Founded around 1975 by former students Mary Baudouin, Fernando Chang-Muy, Bob Guasco, and others. They hoped to make a difference.
“A number of us wanted an outlet to live out our desire to do good, not just talk about being good, so we got together to get volunteers to go into the city and do projects,” Chang-Muy said.
Since it was a student-led organization, they said that there was sometimes a struggle to plan service. The combination of a lack of advisors and their personal management of studies and work provided them with difficult times.
But they always made it work for the love of helping others.

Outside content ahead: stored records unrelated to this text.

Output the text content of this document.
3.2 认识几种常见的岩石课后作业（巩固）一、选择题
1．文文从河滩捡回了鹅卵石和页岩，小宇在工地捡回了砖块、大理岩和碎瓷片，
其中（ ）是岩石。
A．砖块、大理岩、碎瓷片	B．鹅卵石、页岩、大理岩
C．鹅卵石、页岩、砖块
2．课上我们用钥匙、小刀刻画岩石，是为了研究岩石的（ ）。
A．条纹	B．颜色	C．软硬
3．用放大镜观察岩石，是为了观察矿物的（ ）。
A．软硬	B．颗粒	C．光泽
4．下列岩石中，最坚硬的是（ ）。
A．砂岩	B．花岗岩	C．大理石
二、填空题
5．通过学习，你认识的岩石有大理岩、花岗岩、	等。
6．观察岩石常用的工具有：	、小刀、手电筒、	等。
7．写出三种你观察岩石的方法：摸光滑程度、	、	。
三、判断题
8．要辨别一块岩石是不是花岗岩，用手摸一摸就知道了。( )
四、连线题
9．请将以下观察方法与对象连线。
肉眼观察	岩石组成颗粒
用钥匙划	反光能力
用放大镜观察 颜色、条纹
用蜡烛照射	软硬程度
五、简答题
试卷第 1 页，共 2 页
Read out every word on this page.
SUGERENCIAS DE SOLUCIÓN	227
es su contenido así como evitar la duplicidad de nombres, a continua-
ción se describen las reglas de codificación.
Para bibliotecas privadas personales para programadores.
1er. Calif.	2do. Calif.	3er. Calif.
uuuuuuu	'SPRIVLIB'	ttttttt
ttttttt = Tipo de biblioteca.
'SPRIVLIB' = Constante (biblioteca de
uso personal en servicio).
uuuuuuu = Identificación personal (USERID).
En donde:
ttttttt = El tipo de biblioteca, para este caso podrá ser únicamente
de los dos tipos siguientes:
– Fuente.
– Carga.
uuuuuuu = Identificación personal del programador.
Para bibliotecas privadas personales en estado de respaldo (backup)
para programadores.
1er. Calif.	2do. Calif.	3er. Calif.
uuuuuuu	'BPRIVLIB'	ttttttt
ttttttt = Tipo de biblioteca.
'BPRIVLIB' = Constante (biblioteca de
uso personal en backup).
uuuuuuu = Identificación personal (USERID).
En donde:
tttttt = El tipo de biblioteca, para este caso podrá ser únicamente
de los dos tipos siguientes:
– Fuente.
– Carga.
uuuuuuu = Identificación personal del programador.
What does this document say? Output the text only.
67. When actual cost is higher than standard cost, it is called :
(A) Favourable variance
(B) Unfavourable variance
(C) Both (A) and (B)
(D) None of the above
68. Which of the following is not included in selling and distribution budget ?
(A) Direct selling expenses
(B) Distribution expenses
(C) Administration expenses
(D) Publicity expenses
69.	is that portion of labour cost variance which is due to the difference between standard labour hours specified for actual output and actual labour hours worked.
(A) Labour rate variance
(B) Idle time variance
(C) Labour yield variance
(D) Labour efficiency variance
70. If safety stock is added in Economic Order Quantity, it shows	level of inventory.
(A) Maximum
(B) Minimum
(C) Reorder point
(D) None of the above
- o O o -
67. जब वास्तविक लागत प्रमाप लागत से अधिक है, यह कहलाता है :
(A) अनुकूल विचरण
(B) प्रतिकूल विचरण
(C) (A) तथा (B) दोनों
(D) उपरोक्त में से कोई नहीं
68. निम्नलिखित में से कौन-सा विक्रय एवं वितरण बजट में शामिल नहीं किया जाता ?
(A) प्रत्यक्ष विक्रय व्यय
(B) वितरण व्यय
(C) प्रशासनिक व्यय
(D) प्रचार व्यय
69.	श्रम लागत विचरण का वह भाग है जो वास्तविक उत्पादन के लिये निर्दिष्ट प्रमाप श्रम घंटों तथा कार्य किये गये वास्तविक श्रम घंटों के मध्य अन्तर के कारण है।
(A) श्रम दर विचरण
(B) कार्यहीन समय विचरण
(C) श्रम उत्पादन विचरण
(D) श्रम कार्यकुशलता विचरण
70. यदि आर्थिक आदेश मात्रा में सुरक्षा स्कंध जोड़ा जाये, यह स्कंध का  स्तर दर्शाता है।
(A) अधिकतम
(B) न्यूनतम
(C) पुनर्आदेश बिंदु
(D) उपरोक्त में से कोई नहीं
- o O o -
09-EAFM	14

Salvador Longoria, who joined in 1976, said, “I would say the challenges back then revolved around us as full-time college students managing and scheduling students and working with all the agencies, schools – tasks new to us all. We were able to see our impact on the people that we served, and that gave us all the motivation that we needed.”
The group said they made life-long friendships with people from many different backgrounds and majors through the love of volunteering and social awareness.
Along with forming lasting relationships, the organization had projects that focused on advocacy and protesting, imprisoned people, the education system, and immigration. Many of these service efforts remain in the organization today.
“Service was the main specified mission but not only direct service as in visiting the sick, tutoring prisoners, etc. but also social advocacy. [LUCAP] worked closely with campus ministry, and many of us attended mass regularly. We also had retreats,” Eduardo Fernandez, who also joined in 1976, said.
Many of the former members took the excitement they had and what they learned in LUCAP to continue volunteering and helping others after graduating from Loyola.
Chang-Muy, for example, is a lawyer and a teacher who volunteers with immigrants serving nonprofits by training their boards on their roles, giving them training on how to give and get money to support their non profits.
Chang-Muy also helps nonprofits with strategic planning, and as a lawyer, he takes on at least six to seven pro bono asylum cases a year.